Pour l’heure, les prises de position de Donald Trump en matière de politique étrangère font de fait apparaître une hostilité envers la Chine, le Mexique et le Moyen-Orient. Par contraste, la Russie, ainsi que Vladimir Poutine, semblent relativement épargnés, dans un pays où ce dernier n’a pourtant pas bonne presse, ni de réels soutiens au sein du Congrès. La Chine en tant que partenaire économique trop efficace à son goût, le Mexique pour ses émigrants qu’il dénigre violement et le Moyen-Orient du fait de sa méfiance envers l’islam et les musulmans, apparaissent comme ses cibles premières. Face à Barack Obama et Hillary Clinton qui sont considérés comme responsable de l’enracinement de l’Etat islamique, le natif de New York affirme sans ambages sur CBS que « Tant que (Poutine) attaque l’EI, je suis pour ».

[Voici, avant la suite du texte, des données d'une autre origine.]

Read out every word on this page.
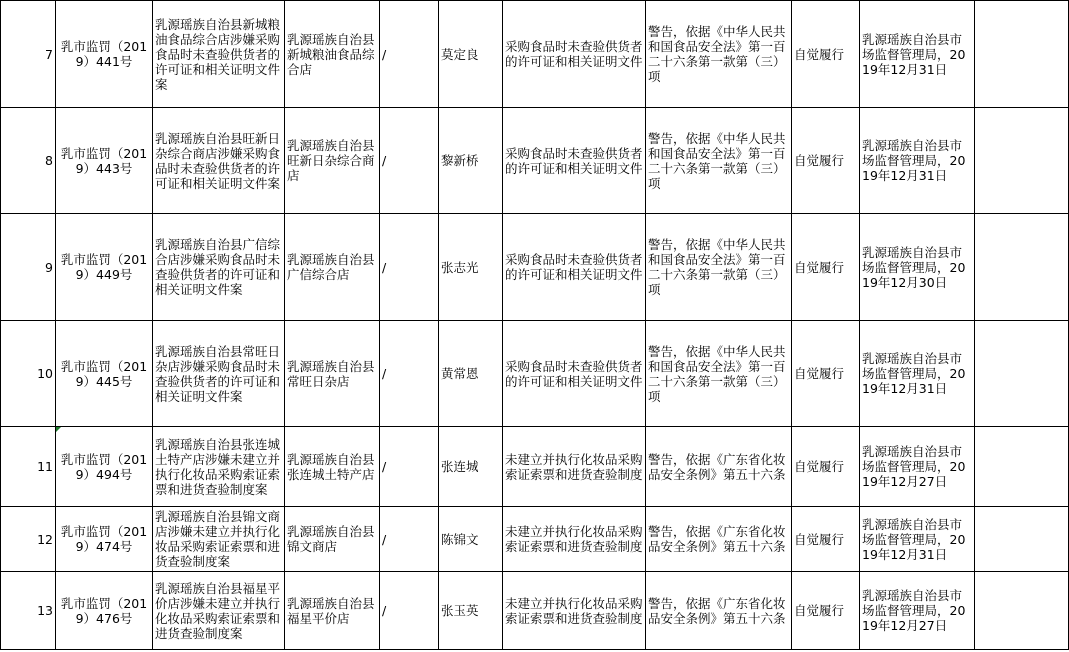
7	乳市监罚（2019）441号	乳源瑶族自治县新城粮油食品综合店涉嫌采购食品时未查验供货者的许可证和相关证明文件案	乳源瑶族自治县新城粮油食品综合店	/	莫定良	采购食品时未查验供货者的许可证和相关证明文件	警告，依据《中华人民共和国食品安全法》第一百二十六条第一款第（三）项	自觉履行	乳源瑶族自治县市场监督管理局，2019年12月31日	
8	乳市监罚（2019）443号	乳源瑶族自治县旺新日杂综合商店涉嫌采购食品时未查验供货者的许可证和相关证明文件案	乳源瑶族自治县旺新日杂综合商店	/	黎新桥	采购食品时未查验供货者的许可证和相关证明文件	警告，依据《中华人民共和国食品安全法》第一百二十六条第一款第（三）项	自觉履行	乳源瑶族自治县市场监督管理局，2019年12月31日	
9	乳市监罚（2019）449号	乳源瑶族自治县广信综合店涉嫌采购食品时未查验供货者的许可证和相关证明文件案	乳源瑶族自治县广信综合店	/	张志光	采购食品时未查验供货者的许可证和相关证明文件	警告，依据《中华人民共和国食品安全法》第一百二十六条第一款第（三）项	自觉履行	乳源瑶族自治县市场监督管理局，2019年12月30日	
10	乳市监罚（2019）445号	乳源瑶族自治县常旺日杂店涉嫌采购食品时未查验供货者的许可证和相关证明文件案	乳源瑶族自治县常旺日杂店	/	黄常恩	采购食品时未查验供货者的许可证和相关证明文件	警告，依据《中华人民共和国食品安全法》第一百二十六条第一款第（三）项	自觉履行	乳源瑶族自治县市场监督管理局，2019年12月31日	
11	乳市监罚（2019）494号	乳源瑶族自治县张连城土特产店涉嫌未建立并执行化妆品采购索证索票和进货查验制度案	乳源瑶族自治县张连城土特产店	/	张连城	未建立并执行化妆品采购索证索票和进货查验制度	警告，依据《广东省化妆品安全条例》第五十六条	自觉履行	乳源瑶族自治县市场监督管理局，2019年12月27日	
12	乳市监罚（2019）474号	乳源瑶族自治县锦文商店涉嫌未建立并执行化妆品采购索证索票和进货查验制度案	乳源瑶族自治县锦文商店	/	陈锦文	未建立并执行化妆品采购索证索票和进货查验制度	警告，依据《广东省化妆品安全条例》第五十六条	自觉履行	乳源瑶族自治县市场监督管理局，2019年12月31日	
13	乳市监罚（2019）476号	乳源瑶族自治县福星平价店涉嫌未建立并执行化妆品采购索证索票和进货查验制度案	乳源瑶族自治县福星平价店	/	张玉英	未建立并执行化妆品采购索证索票和进货查验制度	警告，依据《广东省化妆品安全条例》第五十六条	自觉履行	乳源瑶族自治县市场监督管理局，2019年12月27日	
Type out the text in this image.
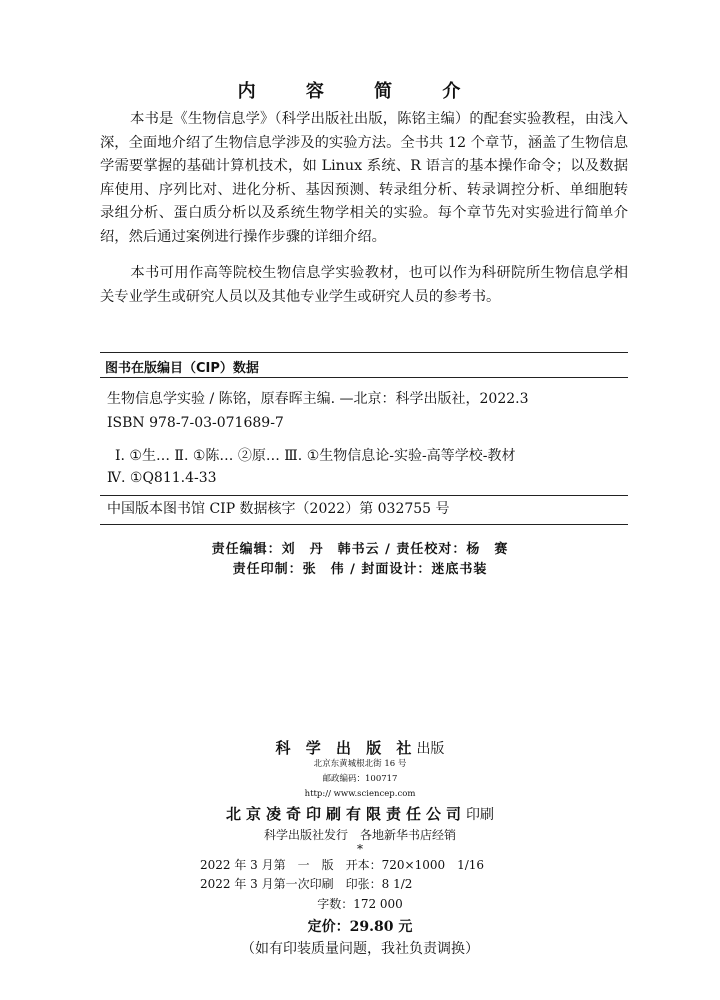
内 容 简 介

本书是《生物信息学》（科学出版社出版，陈铭主编）的配套实验教程，由浅入深，全面地介绍了生物信息学涉及的实验方法。全书共 12 个章节，涵盖了生物信息学需要掌握的基础计算机技术，如 Linux 系统、R 语言的基本操作命令；以及数据库使用、序列比对、进化分析、基因预测、转录组分析、转录调控分析、单细胞转录组分析、蛋白质分析以及系统生物学相关的实验。每个章节先对实验进行简单介绍，然后通过案例进行操作步骤的详细介绍。

本书可用作高等院校生物信息学实验教材，也可以作为科研院所生物信息学相关专业学生或研究人员以及其他专业学生或研究人员的参考书。

图书在版编目（CIP）数据
生物信息学实验 / 陈铭，原春晖主编. —北京：科学出版社，2022.3
ISBN 978-7-03-071689-7
Ⅰ. ①生… Ⅱ. ①陈… ②原… Ⅲ. ①生物信息论-实验-高等学校-教材
Ⅳ. ①Q811.4-33
中国版本图书馆 CIP 数据核字（2022）第 032755 号
责任编辑：刘　丹　韩书云 / 责任校对：杨　赛
责任印制：张　伟 / 封面设计：迷底书装
科 学 出 版 社出版
北京东黄城根北街 16 号
邮政编码：100717
http:// www.sciencep.com
北京凌奇印刷有限责任公司印刷
科学出版社发行　各地新华书店经销
*
2022 年 3 月第　一　版　开本：720×1000　1/16
2022 年 3 月第一次印刷　印张：8 1/2
字数：172 000
定价：29.80 元
（如有印装质量问题，我社负责调换）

L’hypothèse d’une arrivée de Donald Trump à la présidence des Etats-Unis marquerait-elle une nouvelle ère dans les relations russo-américaines ? Au-delà des incertitudes autour de la candidature de Trump et de son efficacité électorale dans une élection nationale, un certain nombre de freins pourraient bloquer cette perspective. Certes, son éventuelle arrivée au pouvoir ne devrait d’évidence pas s’accompagner d’une nouvelle dégradation des relations, déjà fortement abîmées. Sans doute cependant, Trump ne pourra pas aller aussi loin qu’il le voudrait dans le développement de cette relation : la reconnaissance de l’annexion de la Crimée n’est pas à l’ordre du jour. La complémentarité des politiques au Moyen-Orient, la force des intérêts économiques en présence et le jeu des alliances ne convergeront pas spontanément vers une alliance durable. Au-delà des bonnes relations personnelles, Poutine ayant vu dans Donald Trump « un homme brillant et plein de talents » dans sa conférence de presse annuelle de décembre 2015, la question de la capacité du président à s’imposer au Congrès reste entière, puisque la Russie reste l’une des cibles principales du lobby militaro-industriel. Il faudrait, pour être suivi, mener une politique très vigoureuse à l’égard de la Chine, tant pour des raisons économiques que géopolitiques.

Au final, que Donald Trump, à l’exemple de Silvio Berlusconi, soit a priori plus à même de coopérer avec Vladimir Poutine que Hillary Clinton semble évident ; que le candidat républicain soit en mesure de réorienter le cours des relations russo-américaines reste à démontrer.